Domino & Midnight clownfish strains, first images from ORA
The domino and midnight clownfish from ORA are some of this season’s hottest designer marine aquarium reef fish. If you’ve been looking for that new look which will spruce up your reef without making it look fat, you know that black is the it color all year long, darling. If you’re feeling mysterious you could go for the domino clownfish look; with just a chique white spot on your gill plate and a thin white edge to your pecs, it’ll drive all the boys wild. If you’re feeling a little bit more emo or goth, the midnight clownfish might be just the color to bring out those pouty, orange lips. Whether you’re going for casual or formal, ORA’s latest midnight or domino clownfish fashion is just the thing for your Perez Hilton approved reef. What are you waiting for? go on and shake what your protandrous mama gave you. (and full PR after the break)
ORA Introduces the Midnight Clown
Last month at Global Pet Expo 2010 we unveiled our newest designer clownfish. The ORA Midnight Clown is an all black clown with no stripes. It is the result of a natural mutation found in ORA’s grow-out systems and was selectively bred over the past year.
While maybe not for purists, we are sure that clownfish aficionados will be thrilled with this newest entry, and a devoted collector could now have an all-orange, a near all-white and an all-black ocellaris clownfish.

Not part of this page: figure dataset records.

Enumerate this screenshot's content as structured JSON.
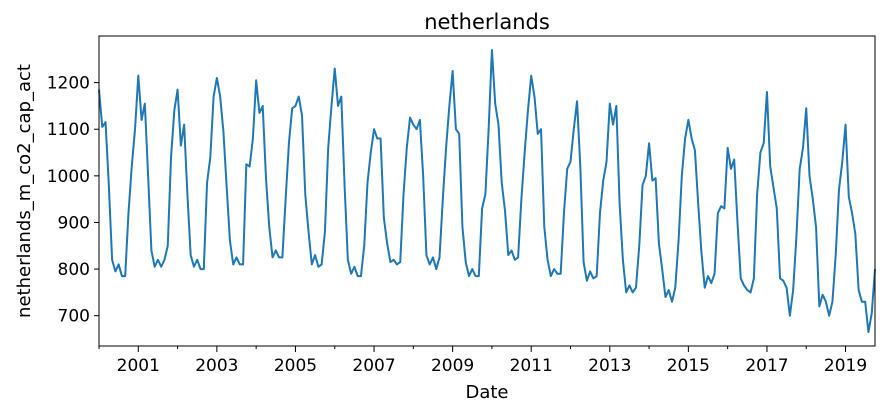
{
  "chart_data": {
    "type": "line",
    "title": "netherlands",
    "xlabel": "Date",
    "ylabel": "netherlands_m_co2_cap_act",
    "xlim": [
      "2000-01",
      "2019-10"
    ],
    "ylim": [
      635,
      1300
    ],
    "x_ticks": [
      "2001",
      "2003",
      "2005",
      "2007",
      "2009",
      "2011",
      "2013",
      "2015",
      "2017",
      "2019"
    ],
    "y_ticks": [
      700,
      800,
      900,
      1000,
      1100,
      1200
    ],
    "grid": false,
    "legend": "none",
    "color": "#1f77b4",
    "series": [
      {
        "start": "2000-01",
        "frequency": "monthly",
        "values": [
          1185,
          1105,
          1115,
          980,
          820,
          795,
          810,
          785,
          785,
          920,
          1020,
          1100,
          1215,
          1120,
          1155,
          1000,
          840,
          805,
          820,
          805,
          820,
          850,
          1040,
          1140,
          1185,
          1065,
          1110,
          960,
          830,
          805,
          820,
          800,
          800,
          985,
          1040,
          1170,
          1210,
          1170,
          1095,
          975,
          860,
          810,
          825,
          810,
          810,
          1025,
          1020,
          1080,
          1205,
          1135,
          1150,
          995,
          890,
          825,
          840,
          825,
          825,
          950,
          1070,
          1145,
          1150,
          1170,
          1130,
          960,
          880,
          810,
          830,
          805,
          810,
          880,
          1060,
          1150,
          1230,
          1150,
          1170,
          980,
          820,
          790,
          805,
          785,
          785,
          850,
          985,
          1050,
          1100,
          1080,
          1080,
          910,
          855,
          815,
          820,
          810,
          815,
          960,
          1060,
          1125,
          1110,
          1100,
          1120,
          1000,
          830,
          810,
          825,
          800,
          825,
          950,
          1060,
          1150,
          1225,
          1100,
          1090,
          890,
          815,
          785,
          800,
          785,
          785,
          930,
          960,
          1100,
          1270,
          1155,
          1110,
          985,
          925,
          830,
          840,
          820,
          825,
          950,
          1050,
          1140,
          1215,
          1170,
          1090,
          1100,
          890,
          820,
          785,
          800,
          790,
          790,
          920,
          1015,
          1030,
          1100,
          1160,
          1020,
          815,
          775,
          795,
          780,
          785,
          920,
          990,
          1030,
          1155,
          1110,
          1150,
          940,
          820,
          750,
          765,
          750,
          760,
          850,
          980,
          1000,
          1070,
          990,
          995,
          855,
          800,
          740,
          755,
          730,
          760,
          860,
          1000,
          1080,
          1120,
          1080,
          1055,
          940,
          835,
          760,
          785,
          770,
          790,
          920,
          935,
          930,
          1060,
          1015,
          1035,
          900,
          780,
          765,
          755,
          750,
          780,
          960,
          1050,
          1070,
          1180,
          1020,
          975,
          930,
          780,
          775,
          760,
          700,
          755,
          870,
          1015,
          1060,
          1145,
          1000,
          950,
          890,
          720,
          745,
          730,
          700,
          730,
          830,
          970,
          1030,
          1110,
          955,
          920,
          875,
          755,
          730,
          730,
          665,
          705,
          800
        ]
      }
    ]
  }
}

Just as with the natural Black Ocellaris variation, the Midnight Clown starts out life with an orange color that turns black as it ages. The new Midnights available from ORA have almost completely transformed to black, but may have a touch of their juvenile orange left. They will finish becoming all black as they reach maturity. The offspring run the gamut from being completely naked to uniquely patterned extreme misbars.
Occasionally we find Midnight Clowns with cheek dots and taking Julian Sprung’s advice, we’re nicknaming those “Dominos.” This exceptional color morph is yet another example of the power of selective breeding in aquaculture.